The next few days were spent looking up former colleagues to announce the news.
“I’m retired,” I told them. “The quest is dead.”
“I can’t believe it,” Jess responded when he heard. He’d already given up the dishwashing business and was now working in a Portland video store. For ten years, he’d only known me as a pearl diver. In fact, to almost everyone who knew me, I was “that dishwashing guy.” Now all that was over—and what a relief that it was. But the feeling wouldn’t last long.
“What are you gonna do now?” Jess asked.
“Good question,” I said.
I was broke and, worse still, just as clueless about finding nondishwashing work as I’d been before the quest began.
And so, like a punch-drunk boxer who didn’t know better than to remain retired, I slunk back into the Paradox.
“Dishwasher Pete, I heard you retired!” Caitlin exclaimed. “Too bad, ’cause we could really use you right now.”
The café’s current disher—an art student—was a dud in the suds. Meekly I admitted I could use the cash and decided to take one last job. The kid was promptly canned that night and I started the next morning.
For the next six weeks, I dished. In the meantime, I made arrangements to begin school at the state university in San Francisco and to rent a room in my sister’s apartment.
Finally, one Sunday I was working what I vowed would be my final shift in a too-long dishwashing career. On that afternoon, as usual, my shirt was drenched in sweat and my back ached, but I was completely caught up. Every dish was washed and put up. The counters and dishmachine were wiped down. The garbage was taken out. I’d even scrubbed the mold out of the bus tubs, something that hadn’t been done in ages—if ever.

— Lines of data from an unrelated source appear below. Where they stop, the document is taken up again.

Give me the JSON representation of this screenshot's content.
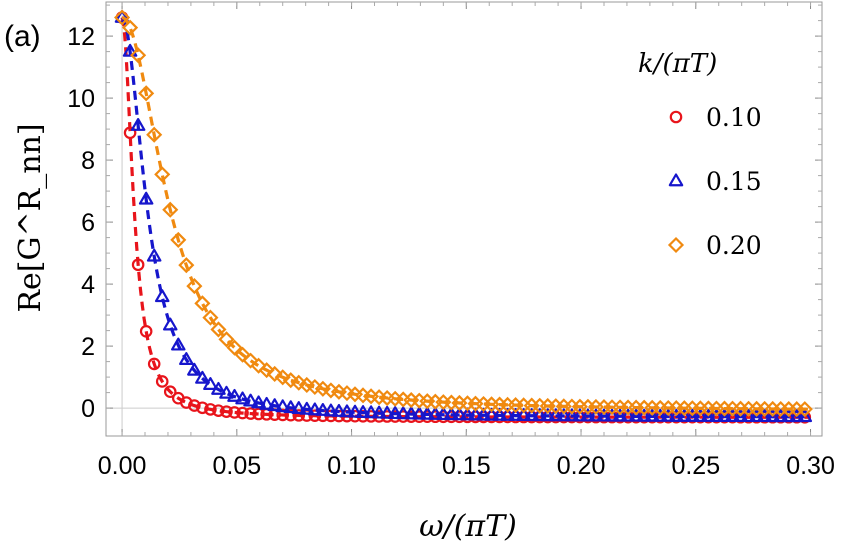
{
  "chart_data": {
    "type": "scatter",
    "panel_label": "(a)",
    "xlabel": "ω/(πT)",
    "ylabel": "Re[G^R_nn]",
    "xlim": [
      -0.007,
      0.305
    ],
    "ylim": [
      -0.9,
      13.1
    ],
    "xticks": [
      0.0,
      0.05,
      0.1,
      0.15,
      0.2,
      0.25,
      0.3
    ],
    "xtick_labels": [
      "0.00",
      "0.05",
      "0.10",
      "0.15",
      "0.20",
      "0.25",
      "0.30"
    ],
    "yticks": [
      0,
      2,
      4,
      6,
      8,
      10,
      12
    ],
    "ytick_labels": [
      "0",
      "2",
      "4",
      "6",
      "8",
      "10",
      "12"
    ],
    "legend": {
      "title": "k/(πT)",
      "position": "top-right"
    },
    "series": [
      {
        "name": "0.10",
        "label": "0.10",
        "marker": "circle",
        "color": "#e8141b",
        "b": 0.0055,
        "inf": -0.3
      },
      {
        "name": "0.15",
        "label": "0.15",
        "marker": "triangle",
        "color": "#1616cc",
        "b": 0.0115,
        "inf": -0.3
      },
      {
        "name": "0.20",
        "label": "0.20",
        "marker": "diamond",
        "color": "#f08a10",
        "b": 0.0215,
        "inf": -0.1
      }
    ],
    "model_note": "Re[G] = inf + (12.6 - inf) / (1 + (ω/b)^2); markers every 0.0035 in ω/(πT), dashed fit lines"
  }
}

I took a seat on a stool at the counter and Caitlin opened a beer for me.
“Your last day, huh?”
“Yeah,” I said.
“We’ll miss you around here,” she said. “You’re the best dishwasher I’ve ever seen.”
This was hardly the Waikiki Beach grand finale I’d often fantasized about—well, except for the part about the beer.

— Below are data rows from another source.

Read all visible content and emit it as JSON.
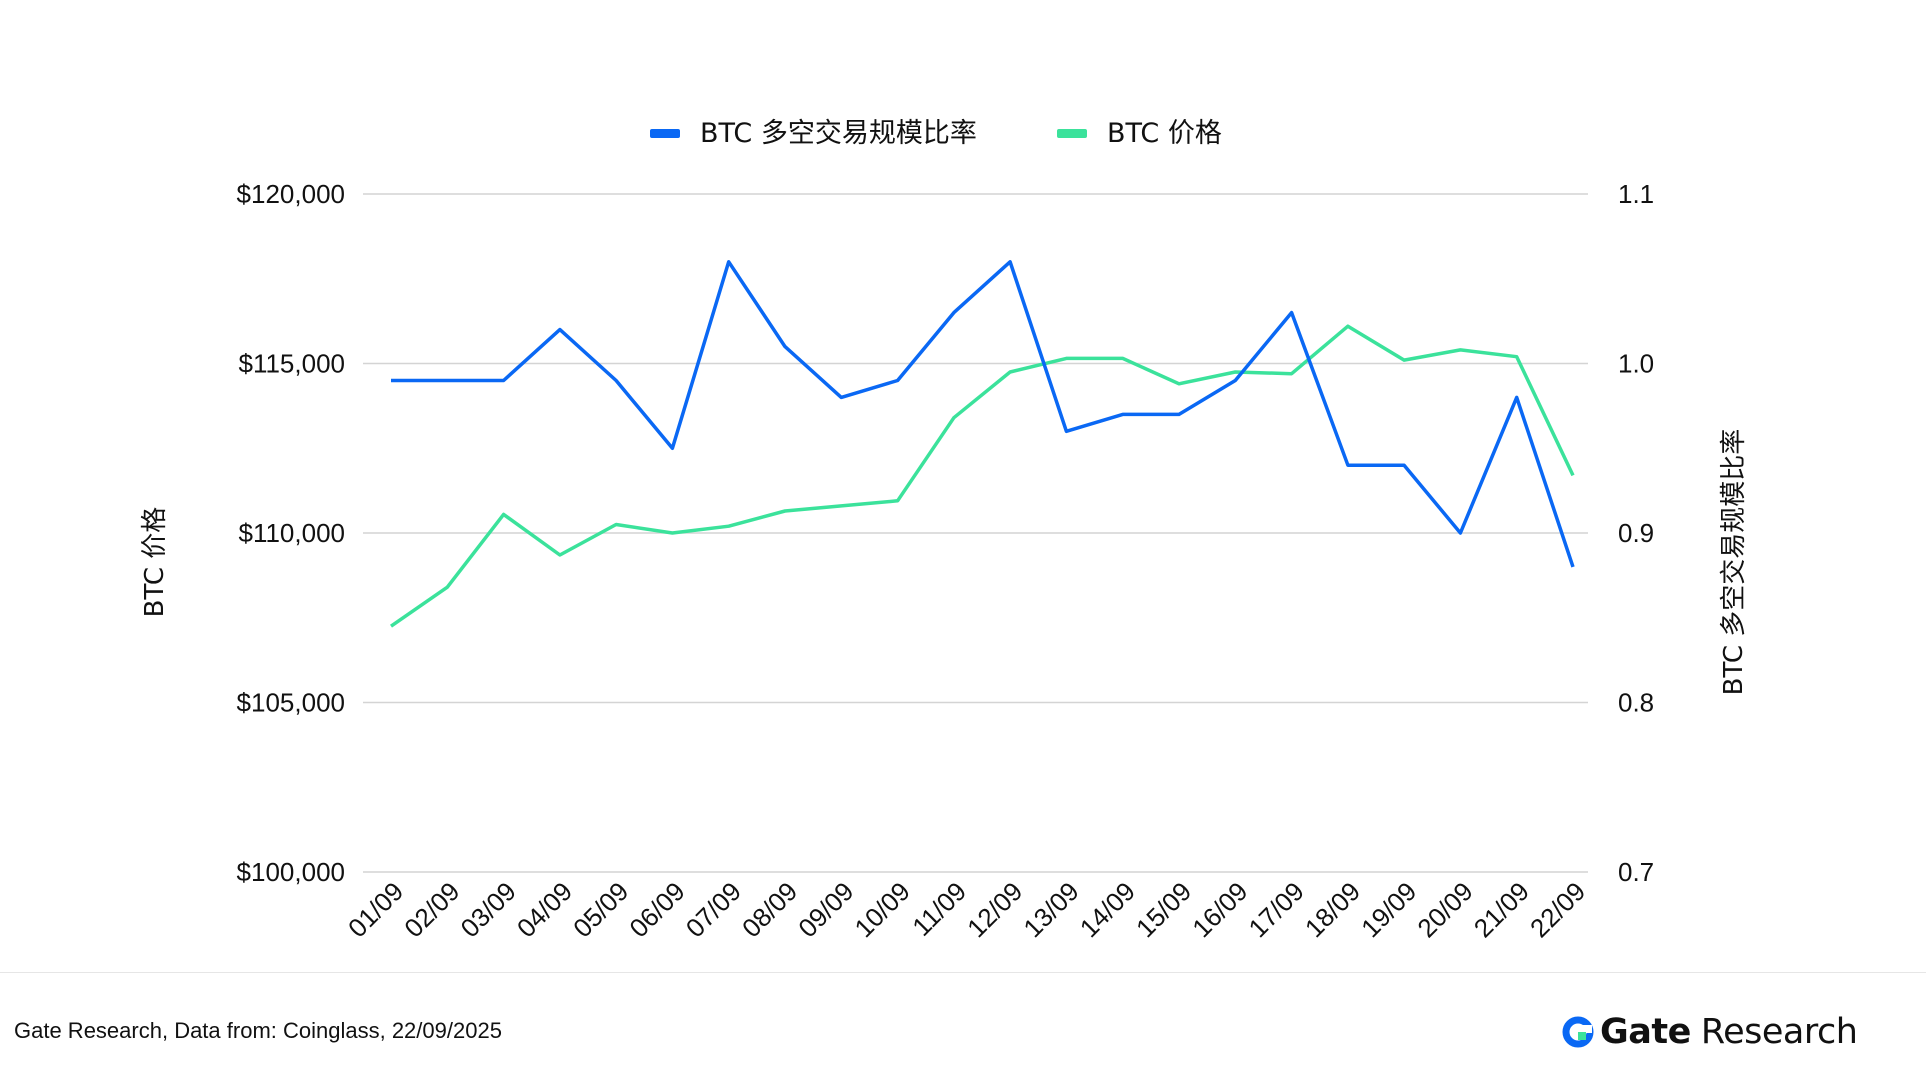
{
  "chart_data": {
    "type": "line",
    "categories": [
      "01/09",
      "02/09",
      "03/09",
      "04/09",
      "05/09",
      "06/09",
      "07/09",
      "08/09",
      "09/09",
      "10/09",
      "11/09",
      "12/09",
      "13/09",
      "14/09",
      "15/09",
      "16/09",
      "17/09",
      "18/09",
      "19/09",
      "20/09",
      "21/09",
      "22/09"
    ],
    "series": [
      {
        "name": "BTC 多空交易规模比率",
        "axis": "right",
        "color": "#0a68f4",
        "values": [
          0.99,
          0.99,
          0.99,
          1.02,
          0.99,
          0.95,
          1.06,
          1.01,
          0.98,
          0.99,
          1.03,
          1.06,
          0.96,
          0.97,
          0.97,
          0.99,
          1.03,
          0.94,
          0.94,
          0.9,
          0.98,
          0.88
        ]
      },
      {
        "name": "BTC 价格",
        "axis": "left",
        "color": "#3be29b",
        "values": [
          107250,
          108400,
          110550,
          109350,
          110250,
          110000,
          110200,
          110650,
          110800,
          110950,
          113400,
          114750,
          115150,
          115150,
          114400,
          114750,
          114700,
          116100,
          115100,
          115400,
          115200,
          111700
        ]
      }
    ],
    "y_left": {
      "label": "BTC 价格",
      "ticks": [
        "$100,000",
        "$105,000",
        "$110,000",
        "$115,000",
        "$120,000"
      ],
      "lim": [
        100000,
        120000
      ]
    },
    "y_right": {
      "label": "BTC 多空交易规模比率",
      "ticks": [
        "0.7",
        "0.8",
        "0.9",
        "1.0",
        "1.1"
      ],
      "lim": [
        0.7,
        1.1
      ]
    },
    "legend_position": "top-center",
    "grid": true
  },
  "footer": {
    "source": "Gate Research, Data from: Coinglass, 22/09/2025",
    "logo_bold": "Gate",
    "logo_rest": "Research"
  },
  "colors": {
    "blue": "#0a68f4",
    "green": "#3be29b",
    "grid": "#d4d4d4"
  }
}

There was little to celebrate. Though I was relieved to be done for real this time, I had regrets. All those years, all those jobs, all that work—and still, I hadn’t dished in all fifty states.
Caitlin walked away to take an order. When I finished my beer, I got up to leave.
“You’re not leaving already, are you?” she asked.
The clock read 5:00. My shift was officially over.
“C’mon, it’s your last day!”
She opened me another beer.
Again she went off to deal with a customer. While still standing, I downed the beer, then headed for the door.
“See ya later,” I called out to Caitlin and the cooks.
No one heard me.
As I rode off on my bike, the afternoon sun dried the sweat from my shirt. I was five blocks away when I realized I’d forgotten to kiss the dishmachine good-bye. But I rode onward. It wasn’t worth turning back for.